Summer, 1968
I Disagree With What You Say, But I Will Defend To The Death Your Right To Tell Such Lies!
While I was growing up, there were days I was amazed my brother lived to adulthood. Not only because of the motorbike accident that pitched him over a Studebaker and into the ICU ward. Nor, later on, the foolish chutzpah of taking his kid sister to the biggest rock festival (and biggest drugfest) on the planet. It was more the little day-to-day things that made my parents pull their hair out, the "is there a brain in your skull?" moments, the dozens of times he broke curfew four, six, twenty-nine hours (that last time Gamma was babysitting and didn't know he was supposed to be back Friday night; if it had been Daddy, he would have been murderized). It was more a snowball effect, one thing piled up on another until the elephant that was the cherry on the sundae.
Elephant?
Yes… elephant.
The summer between Ray's high school graduation and the start of college was a trial for my parents, worse than any Ray would later face in court. He was clearly practicing alibis, working his way up the food chain to see just how much the parents would swallow before the willing suspension of disbelief died. (This was good training for when he had teens of his own. His kids got away with jack.)
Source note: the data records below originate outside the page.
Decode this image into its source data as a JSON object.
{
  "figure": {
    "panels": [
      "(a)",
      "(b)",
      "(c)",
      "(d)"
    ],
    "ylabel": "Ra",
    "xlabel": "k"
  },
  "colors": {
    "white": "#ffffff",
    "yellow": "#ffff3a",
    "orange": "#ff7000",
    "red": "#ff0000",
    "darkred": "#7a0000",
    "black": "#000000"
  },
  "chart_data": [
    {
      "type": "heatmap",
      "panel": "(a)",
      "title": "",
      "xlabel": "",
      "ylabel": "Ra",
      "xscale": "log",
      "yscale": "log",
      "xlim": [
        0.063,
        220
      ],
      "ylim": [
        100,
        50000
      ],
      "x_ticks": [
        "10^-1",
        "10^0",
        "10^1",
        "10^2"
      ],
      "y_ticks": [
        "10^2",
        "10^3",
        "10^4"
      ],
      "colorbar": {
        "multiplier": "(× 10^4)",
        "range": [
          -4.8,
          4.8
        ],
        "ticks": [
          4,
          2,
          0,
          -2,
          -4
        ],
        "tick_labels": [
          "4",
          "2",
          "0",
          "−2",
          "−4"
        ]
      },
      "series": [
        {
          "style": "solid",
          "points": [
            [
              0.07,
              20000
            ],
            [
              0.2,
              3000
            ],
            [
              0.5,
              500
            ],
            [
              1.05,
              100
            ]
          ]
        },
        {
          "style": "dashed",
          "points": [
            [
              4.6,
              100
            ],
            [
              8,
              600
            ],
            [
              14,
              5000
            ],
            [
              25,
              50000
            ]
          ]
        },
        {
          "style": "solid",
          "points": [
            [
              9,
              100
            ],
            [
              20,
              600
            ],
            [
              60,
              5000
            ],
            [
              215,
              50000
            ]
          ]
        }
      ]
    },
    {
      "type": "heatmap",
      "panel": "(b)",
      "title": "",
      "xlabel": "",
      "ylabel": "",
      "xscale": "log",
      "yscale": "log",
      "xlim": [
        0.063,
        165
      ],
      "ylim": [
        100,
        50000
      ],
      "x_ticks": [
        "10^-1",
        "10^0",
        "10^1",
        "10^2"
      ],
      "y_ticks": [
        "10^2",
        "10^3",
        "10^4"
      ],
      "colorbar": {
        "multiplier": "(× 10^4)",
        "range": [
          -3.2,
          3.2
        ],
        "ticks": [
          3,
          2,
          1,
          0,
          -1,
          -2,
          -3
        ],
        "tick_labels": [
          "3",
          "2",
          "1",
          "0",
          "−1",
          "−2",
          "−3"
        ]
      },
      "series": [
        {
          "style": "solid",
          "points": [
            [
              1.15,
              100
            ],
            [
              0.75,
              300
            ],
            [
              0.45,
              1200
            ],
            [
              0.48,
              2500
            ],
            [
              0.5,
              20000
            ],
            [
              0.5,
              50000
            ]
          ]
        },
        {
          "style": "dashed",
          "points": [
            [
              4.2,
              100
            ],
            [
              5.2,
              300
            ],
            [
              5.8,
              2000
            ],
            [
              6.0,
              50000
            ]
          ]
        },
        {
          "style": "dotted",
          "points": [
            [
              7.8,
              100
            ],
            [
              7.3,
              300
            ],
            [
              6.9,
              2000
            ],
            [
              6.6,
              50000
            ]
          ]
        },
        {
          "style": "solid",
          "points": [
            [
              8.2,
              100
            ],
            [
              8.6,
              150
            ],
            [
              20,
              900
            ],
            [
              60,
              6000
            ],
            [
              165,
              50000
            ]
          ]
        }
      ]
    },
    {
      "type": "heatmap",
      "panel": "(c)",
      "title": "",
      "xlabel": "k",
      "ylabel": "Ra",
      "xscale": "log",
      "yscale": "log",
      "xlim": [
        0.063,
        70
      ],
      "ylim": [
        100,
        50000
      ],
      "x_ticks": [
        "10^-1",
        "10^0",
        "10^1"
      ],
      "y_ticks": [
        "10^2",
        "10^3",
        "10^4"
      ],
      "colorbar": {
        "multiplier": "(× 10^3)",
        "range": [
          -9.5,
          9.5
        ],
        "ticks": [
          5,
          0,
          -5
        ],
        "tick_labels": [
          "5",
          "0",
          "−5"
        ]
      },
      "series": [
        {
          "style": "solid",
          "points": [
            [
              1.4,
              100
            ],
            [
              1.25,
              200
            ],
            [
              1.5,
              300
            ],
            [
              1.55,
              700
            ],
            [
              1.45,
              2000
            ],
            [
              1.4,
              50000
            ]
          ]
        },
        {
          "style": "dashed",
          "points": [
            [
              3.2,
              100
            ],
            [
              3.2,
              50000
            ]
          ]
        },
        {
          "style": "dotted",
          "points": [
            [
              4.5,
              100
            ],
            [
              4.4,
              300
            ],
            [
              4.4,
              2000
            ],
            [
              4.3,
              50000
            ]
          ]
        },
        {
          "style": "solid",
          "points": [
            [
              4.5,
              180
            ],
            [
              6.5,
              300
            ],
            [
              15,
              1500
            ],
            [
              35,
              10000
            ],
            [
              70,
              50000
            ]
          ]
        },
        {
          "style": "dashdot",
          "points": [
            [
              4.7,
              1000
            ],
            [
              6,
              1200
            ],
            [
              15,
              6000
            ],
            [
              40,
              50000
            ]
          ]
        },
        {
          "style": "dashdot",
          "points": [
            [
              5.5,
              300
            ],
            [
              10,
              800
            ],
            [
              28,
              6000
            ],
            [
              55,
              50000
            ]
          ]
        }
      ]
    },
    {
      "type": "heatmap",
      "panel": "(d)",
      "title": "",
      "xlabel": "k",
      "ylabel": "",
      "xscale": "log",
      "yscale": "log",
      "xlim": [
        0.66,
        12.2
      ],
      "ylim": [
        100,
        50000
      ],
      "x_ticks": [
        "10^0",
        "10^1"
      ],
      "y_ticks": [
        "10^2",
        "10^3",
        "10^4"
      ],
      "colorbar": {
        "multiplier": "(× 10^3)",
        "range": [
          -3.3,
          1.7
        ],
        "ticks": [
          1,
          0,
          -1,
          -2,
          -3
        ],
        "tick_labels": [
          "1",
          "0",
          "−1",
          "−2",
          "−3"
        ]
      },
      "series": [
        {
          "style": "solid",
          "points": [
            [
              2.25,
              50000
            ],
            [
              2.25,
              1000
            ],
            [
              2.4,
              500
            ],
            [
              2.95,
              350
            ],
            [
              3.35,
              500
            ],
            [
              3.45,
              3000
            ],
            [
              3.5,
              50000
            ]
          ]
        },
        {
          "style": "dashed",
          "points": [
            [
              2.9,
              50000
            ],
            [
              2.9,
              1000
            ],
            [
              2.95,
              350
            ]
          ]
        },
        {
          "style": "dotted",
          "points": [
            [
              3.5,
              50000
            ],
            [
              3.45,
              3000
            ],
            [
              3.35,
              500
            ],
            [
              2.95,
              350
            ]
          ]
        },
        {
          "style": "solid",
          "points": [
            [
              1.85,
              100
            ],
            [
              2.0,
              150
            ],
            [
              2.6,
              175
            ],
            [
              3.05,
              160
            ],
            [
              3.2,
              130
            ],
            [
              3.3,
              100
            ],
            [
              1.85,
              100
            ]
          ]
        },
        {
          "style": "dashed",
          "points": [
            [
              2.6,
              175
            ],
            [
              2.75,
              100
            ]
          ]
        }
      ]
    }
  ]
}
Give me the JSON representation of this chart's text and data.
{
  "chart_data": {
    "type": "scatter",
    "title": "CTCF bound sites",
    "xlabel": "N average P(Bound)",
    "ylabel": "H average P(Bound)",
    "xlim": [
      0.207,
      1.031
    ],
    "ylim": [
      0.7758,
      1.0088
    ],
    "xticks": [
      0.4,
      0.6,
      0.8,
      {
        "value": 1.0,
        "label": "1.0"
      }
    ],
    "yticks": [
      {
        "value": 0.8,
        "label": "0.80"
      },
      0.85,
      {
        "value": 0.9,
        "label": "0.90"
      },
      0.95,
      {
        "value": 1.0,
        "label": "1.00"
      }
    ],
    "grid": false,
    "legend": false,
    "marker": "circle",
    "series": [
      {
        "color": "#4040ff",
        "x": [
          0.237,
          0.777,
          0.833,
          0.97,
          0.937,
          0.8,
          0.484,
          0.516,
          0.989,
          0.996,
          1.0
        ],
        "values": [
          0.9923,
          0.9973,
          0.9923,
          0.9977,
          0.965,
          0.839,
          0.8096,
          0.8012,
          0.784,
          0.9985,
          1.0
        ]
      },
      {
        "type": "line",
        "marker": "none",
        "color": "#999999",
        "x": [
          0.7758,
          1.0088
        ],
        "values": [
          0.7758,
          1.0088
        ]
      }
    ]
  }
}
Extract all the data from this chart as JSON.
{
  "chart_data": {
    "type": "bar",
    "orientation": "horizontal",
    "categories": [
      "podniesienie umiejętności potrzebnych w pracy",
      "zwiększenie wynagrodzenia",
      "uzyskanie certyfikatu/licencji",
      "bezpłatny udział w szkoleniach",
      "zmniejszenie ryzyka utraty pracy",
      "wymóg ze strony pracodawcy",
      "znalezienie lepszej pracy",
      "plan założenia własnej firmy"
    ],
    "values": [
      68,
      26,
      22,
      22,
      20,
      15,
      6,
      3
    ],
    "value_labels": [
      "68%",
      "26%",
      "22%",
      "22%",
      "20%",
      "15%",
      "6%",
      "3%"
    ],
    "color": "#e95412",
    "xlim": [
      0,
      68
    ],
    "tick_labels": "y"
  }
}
"I was studying at the library." (The library closed at 9:00 and was a 15 minute drive. This was at 11:00.) "We went back to Aaron's after the library closed." (Mmmmm… possible. Of course, the fact that my parents didn't know that Aaron was a D+ student who couldn't find the library with a guide map and the legend "library" with a red arrow on it worked in his favor.
"We were in the booth in the back at Denny's, the manager had a heart attack and they called for an ambulance, they were blocking the exit so we couldn't even leave until they took him away." (Three hours late. If they took three hours to transport the guy, he was toast.)
"There was an elephant blocking Buchannan Road."
My father went through the roof. "For god's sake, Raymond! If you're going to lie at least make it a plausible one! Don't insult my intelligence!"
"But—"
"Go to your room!"
Ray's jaw dropped. He was 18, a legal adult, a summer from leaving for college—and he was being sent to his room like a toddler? "Dad, I—"
"Go! Now!"
I sat in the living room, stunned, while Ray stormed upstairs. The stupid fib wasn't the worst of it—he had missed dinner, and he loved Mom's pork chops. It must have been something really important for him to miss dinner.
(Probably a girl.)
With Ray exiled upstairs and listening to the Beatles just loud enough to be disrespectful but not so loud that Dad was willing to trudge upstairs to ream him out for it, Dad flipped the dial to wait for the Movie of the Week. We were just in time for the last bits of the local news.
"—if you've missed the posters and banners, the circus is in town! Yes, it's time for peanuts and popcorn and cotton candy, wild animals and trapeze artists! And, speaking of wild animals, we had quite an afternoon with them! The caravan moving the animal performers to the site out of town had a little accident. Nobody was hurt, no animals were hurt—but commuters had a difficult time to get home for dinner," the newscaster said with a laugh.
Mom and I exchanged uneasy glances. Uh-oh…
The TV screen showed footage of a giraffe loping across the road, then a shot of a bear in a brightly colored ruff sniffing at a station wagon (while the occupants flattened themselves against the doors on the far side). Then—
An elephant.
Smack in the middle of Buchannan Road.
"Eloise was having too much fun to listen to her trainer. She romped around the road—" (Elephants romp?) "—and made drivers very nervous. Allstate would do a double take for a claim reading 'an elephant sat on my car!'"
Dad signed, pushed off the couch and walked upstairs. Minutes later he returned, Ray following behind (and trying hard to not look too smug).
He had it made in the shade. From there on out, any time Mom or Dad would give him the, 'yeah, sure' look, all he had to do was say, "Elephant?" and it flew past the radar.
I said I steal from everyone. This proves I even steal from people I don't particularly like.